>>15457148
I didn't notice any surrealism at all in Undertale. Right from the beginning the narration tells you your'e in a world full of monsters. Your first fight shows you that the monsters have mostly human tendencies. They have ruins, food, towns, jokes, bars, dating, and even bad TV shows. The running joke is that when you talk to the scary looking monster man your conversation wouldn't be out of place in a normal human town. Where's the surrealism in that? It's almost the opposite of surrealism, taking what should be an alien topic and making it so human it's laughable. You entirely forget the odd combination of talking normally to a monster after you pass through the first area. Surrealism is not about normalizing what should be uncomfortable, it's about making uncomfortable situation out of normal elements.
The easiest way to explain this is to again explain OFF as the example. You have the Elsen, which look human, perform vaguely human labours, and ground the world as it's common people. But even as you talk to the first one he's telling you how they harvest Smoke from rocks and that he desperately needs to get back to work. OFF's Elsen are the polar opposite of Undertale's monsters. Where the Monsters first appearance is creepy the Elsen seem human. While monsters are humanized and respected the Elsen become more and more a sick perversion of humanity which must be extinguished. But even our main character is a disturbing perversion of humanity. What is more generically human than a baseball player? But what exactly is the Batter? The very first words he utters do not fit his appearance and we are shown more and more of his disturbing nature up until the very end of the game.

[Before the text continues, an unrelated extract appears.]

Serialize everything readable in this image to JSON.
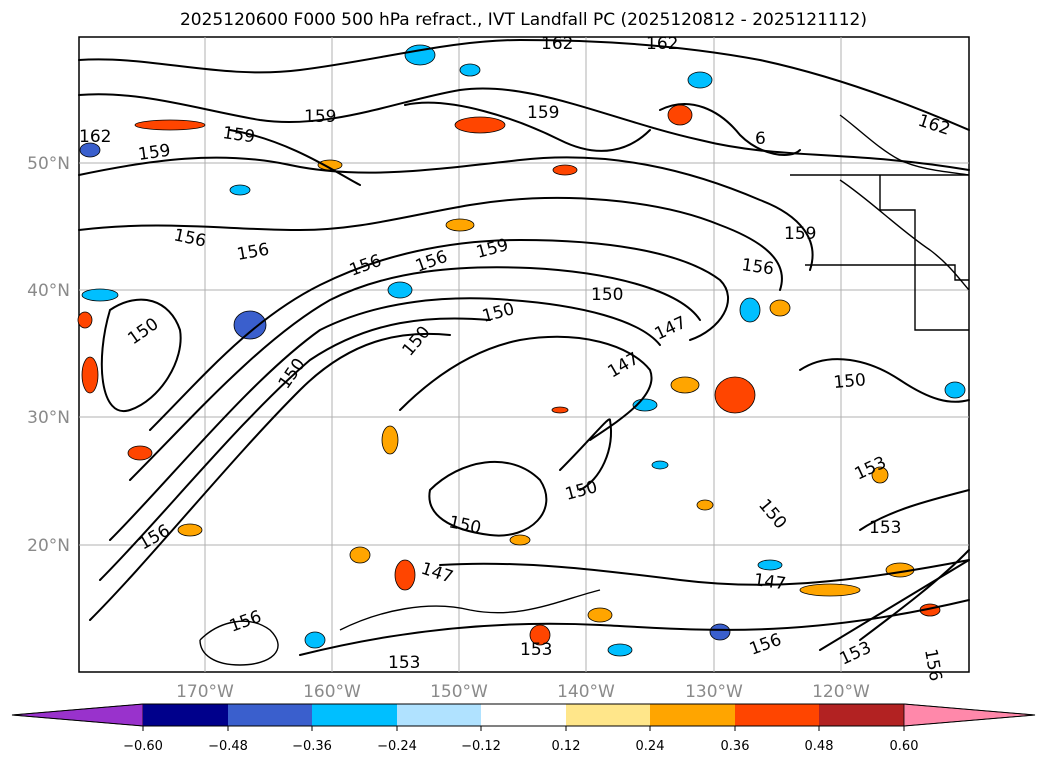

This same contrast appears throughout all the elements of Undertale and OFF. How the world of Undertale is slowly normalized (ruins -> snowy village -> tourist attraction -> research lab -> king's castle) while OFF becomes more and more surreal (tutorial level -> mines -> office space -> horror town -> factory of the dead -> inside the mind of a little boy). Undertale normalizes the weird and OFF creates perverse imitations of the mundane.